Connacht have qualified for the Pro14 play-offs for the first time since they won the trophy in 2016 – a title that helped the western province to escape the underachievers tag that plagued them for much of the professional era.
Connacht supporters marched on the headquarters of the IRFU in 2003 to protest against their team being disbanded and the Galway-based side struggled to compete against their provincial rivals for over a decade before winning their first silverware.
Cooney made a short cameo for Connacht in the 2016 Grand Final win over Leinster and spent three seasons at the Sportsground where he struck up a close friendship with fly-half Jack Carty before his move to Ulster.
“At Connacht I found that people always underestimated you and playing with that squad of players that always worked really hard for each other and never gave up, the likes of John Muldoon, it was a good mentality that I really liked and one I always thrived in,” said the Ireland scrum-half.

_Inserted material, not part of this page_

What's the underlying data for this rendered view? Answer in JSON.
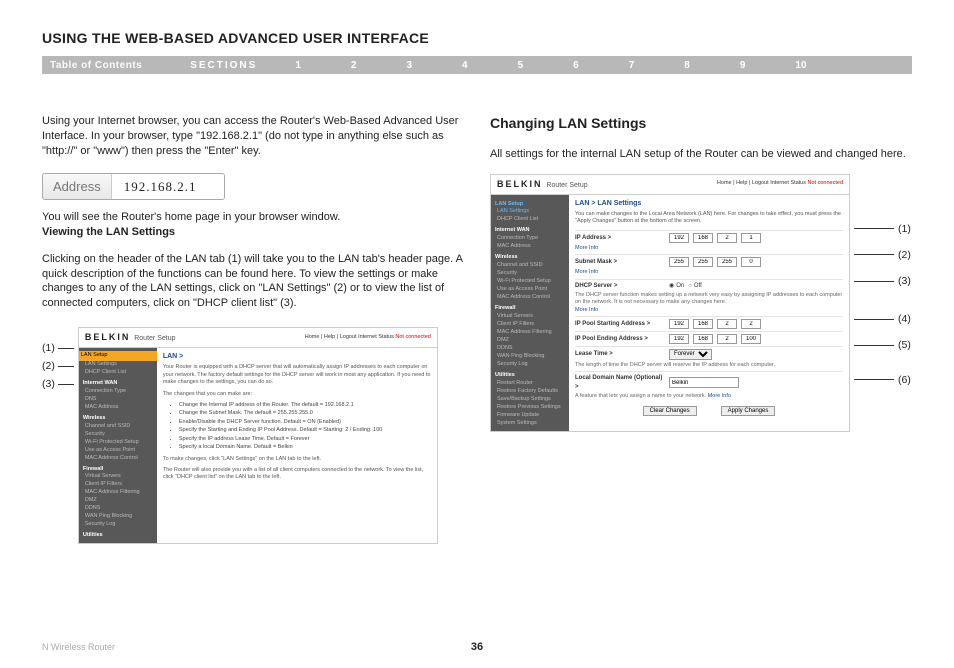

“I know that Connacht will always have that mentality because they have that ‘fight for every inch’ attitude so it will be two very similar squads, who like to work hard for each other, going up against each other (on Saturday).”
Ulster have enjoyed an impressive campaign since McFarland’s arrival as head coach and have lost just three matches since the beginning of 2019 as they emerged from the pool stages of the Champions Cup to narrowly lose to Leinster in the quarter-finals.

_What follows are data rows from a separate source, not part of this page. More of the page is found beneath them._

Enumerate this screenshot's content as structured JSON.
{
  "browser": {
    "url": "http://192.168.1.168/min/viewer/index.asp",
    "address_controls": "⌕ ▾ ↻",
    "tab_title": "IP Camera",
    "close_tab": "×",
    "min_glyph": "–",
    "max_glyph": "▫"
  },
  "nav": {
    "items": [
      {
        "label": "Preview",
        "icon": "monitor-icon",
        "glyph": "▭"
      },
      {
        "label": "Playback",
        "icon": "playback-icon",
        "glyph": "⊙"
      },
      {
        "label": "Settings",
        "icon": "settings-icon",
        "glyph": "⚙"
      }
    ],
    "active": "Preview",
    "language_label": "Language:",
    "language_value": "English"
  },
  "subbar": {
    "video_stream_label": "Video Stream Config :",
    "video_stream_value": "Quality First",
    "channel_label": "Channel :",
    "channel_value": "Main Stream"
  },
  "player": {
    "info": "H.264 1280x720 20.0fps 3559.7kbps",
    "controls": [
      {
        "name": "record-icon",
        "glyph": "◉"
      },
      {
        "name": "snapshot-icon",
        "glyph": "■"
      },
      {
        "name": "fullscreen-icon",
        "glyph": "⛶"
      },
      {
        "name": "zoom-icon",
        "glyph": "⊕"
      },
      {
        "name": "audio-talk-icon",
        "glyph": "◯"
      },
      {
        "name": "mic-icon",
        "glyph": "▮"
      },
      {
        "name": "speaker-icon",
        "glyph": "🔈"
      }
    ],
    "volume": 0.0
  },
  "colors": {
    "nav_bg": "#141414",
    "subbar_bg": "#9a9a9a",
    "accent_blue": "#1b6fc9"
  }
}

But Cooney accepts that their record against Connacht is a black mark against the players and management.
“We seem to be a team that are performing better under pressure, we really thrive in these big games at the moment, so we are pretty annoyed about Connacht,” the scrum-half acknowledged.
“They actually beat us away last year as well so three of the last four games they’ve won and they’ve all been pretty tight.
“It was a heart-breaking game at home this year because it was the first time they had won here in nearly 60 years so that was pretty annoying and I know that they were confident about winning both of those games.
“So this week it will be different Connacht side, a confident side, and it will be us with the chip on our shoulder so hopefully we’ll be able to get the fans behind us for this one.”
For the moment, reaching the European quarter-finals is Ulster’s best achievement under McFarland but the former prop has taken greater satisfaction from the tenacity his side have shown when faced by adversity throughout the season.
“We’ve had to fight for every inch on a number of occasions this year to garner the points to finish second in our conference,” added the Ulster coach.
“And those key moments, (show that) we know that we can fight it out – that doesn’t mean that we win every game – but we know that we have that capacity to be able to really dog it out when it counts.”